Monday, June 06, 2005

The Bird Man of Ziegelhausen

My husband's family, at least on his dad's side, has a strange affinity for birds. His grandparents used to have a house full of the vermin, I mean, parakeets and cockatiels, plus doves out back, and his grandmother used to cook scrambled eggs for them and let them drink out of her coffee cup. (Needless to say, I have never kissed her on the mouth. And I don't leave D.D. unattended around her in case she decides to cook her up and serve her to the rest of the family.) Family grudges have been held over who let whose bird escape. And L.H.'s dad is always going on about a song he composed and taught his bird to whistle. He'll be on Broadway next.

In the past, L.H. has shared my distaste for all things feathery and indiscriminately excretory, but now he swears he's been hearing a bird outside our window who is singing the Munchkin-Land tune from The Wizard of Oz. I think he's getting some fumes up through the floor from the teenager in the apartment below us. I haven't heard the bird myself, but L.H. claims he was vindicated in the case of the piss bugs (which we actually saw in action on one of his grandmother's trees), and he will be proved right this time. Quite a track record, eh?

According to the Partaay Quiz (that's not misspelled) L.H. took at D.D.'s behest on the Disney web site, Dijonay of Proud Family fame has labeled him a "Party Pooper." "That explains why I never get invited back; I should go before I leave home," he quipped. (We're all about scatalogical humor around here, since we're in BIL withdrawal.)

And in related news (wait for it...), D.D.'s German is not just bleeding into her English these days, it has taken it hostage and is only letting it out for cigarette breaks. She doesn't use the cute kid-English for bathroom functions anymore (one and two, remember?); instead she has to "make a big (or enormous, in her case) or a small." If you don't learn any other German idioms from this site, be sure to master this one.

The weather is driving me mad(-der; ha ha *twitch*). If the first day of Summer is June 21, why am I still wearing jeans and a long-sleeved shirt and a jacket? We had four clear, warm, sunny days about a week and a half ago, then a pretty powerful storm blew in with thunder and rain to cool things off, which we appreciated at the time. On the plus side, it also knocked a bunch of baby chestnuts off the trees, so that means less head-conking this fall. On the minus side, it seems to have also taken casualties among the apple trees down the street.

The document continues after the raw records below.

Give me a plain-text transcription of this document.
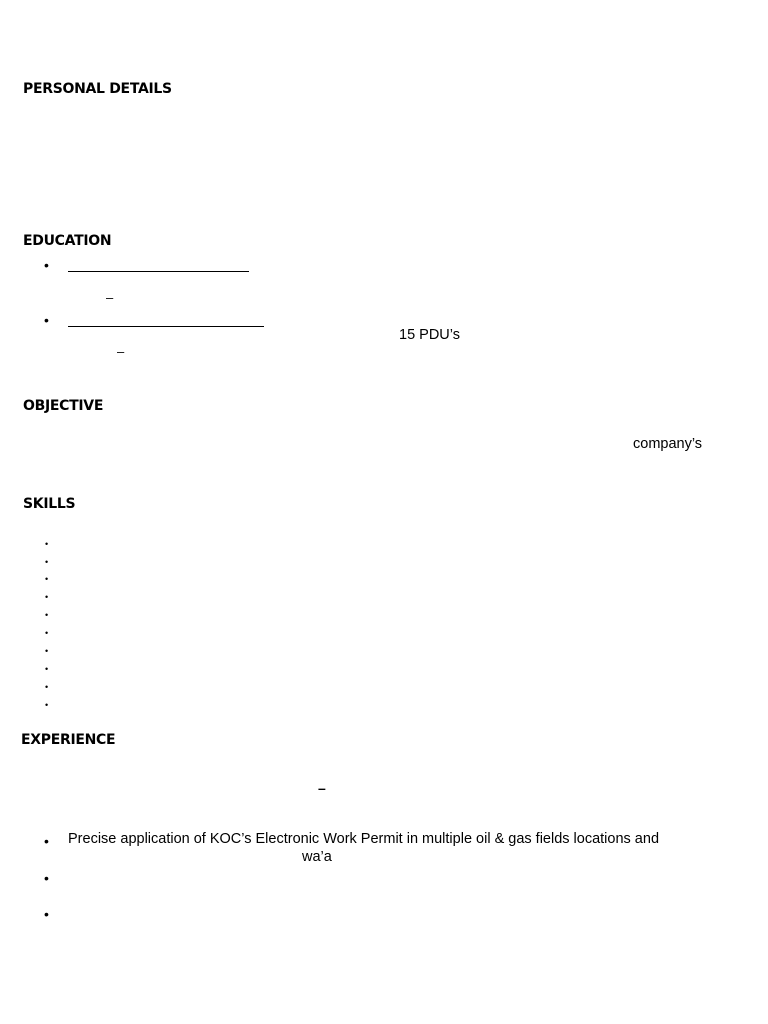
PERSONAL DETAILS
EDUCATION
•
–
•
15 PDU’s
–
OBJECTIVE
company’s
SKILLS
•
•
•
•
•
•
•
•
•
•
EXPERIENCE
–
• Precise application of KOC’s Electronic Work Permit in multiple oil & gas fields locations and
wa’a
•
•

Since then we've had cool, wet, almost warm, windy, and cloudy, but no truly warm weather. Why oh why did we buy that oscillating fan? I feel like a fool for pushing our long-sleeved clothes and sweaters to the back of the closet, because who knows when we might need them again (like today)? In Texas, you put everything made of yarn away in May, and you get it back out in October. There is no overlap in the seasons. Here, you never know when a new one has started. L.H. found out that it is now safe to put out geraniums, i.e., no threat of frost. At the start of June! Ok, I should stop this line of complaining before I give myself a stroke.

Some of the Spring/Summer phenomena I have noticed around here are UGLY pumps and loafers, and thin, white cotton pants. If you ask me, the latter are a recipe for disaster. And the former—so ugly! I saw one woman in normal clothes and *gold glitter flats*. D.D. had a red pair as a 4-year-old that we called her Dorothy shoes (it's the Oz recursion!), but I had never thought of them as appropriate for 25-year-olds. The other shoes look like someone sent a dumpster from the 80s through a time portal that landed in the local department stores. Eek!

Another Summer pastime is mowing. I have seen the following techniques used here in our village (keep in mind that the sides of the valley are steep, and houses are built up along both sides): mowing with an industrial-strength, tractor-type mower; weed-whacker followed by raking; a scythe; and sheep. The last two amuse me to no end, especially since I can watch the mad scyther while I wait for the bus near D.D.'s school, and we can sometimes hear the sheep bleating from at home; they usually sound pretty pissed off, although I don't claim to be a sheep interpreter. I would be pissed off, too, if I were an ersatz lawn-mower, lazy owners.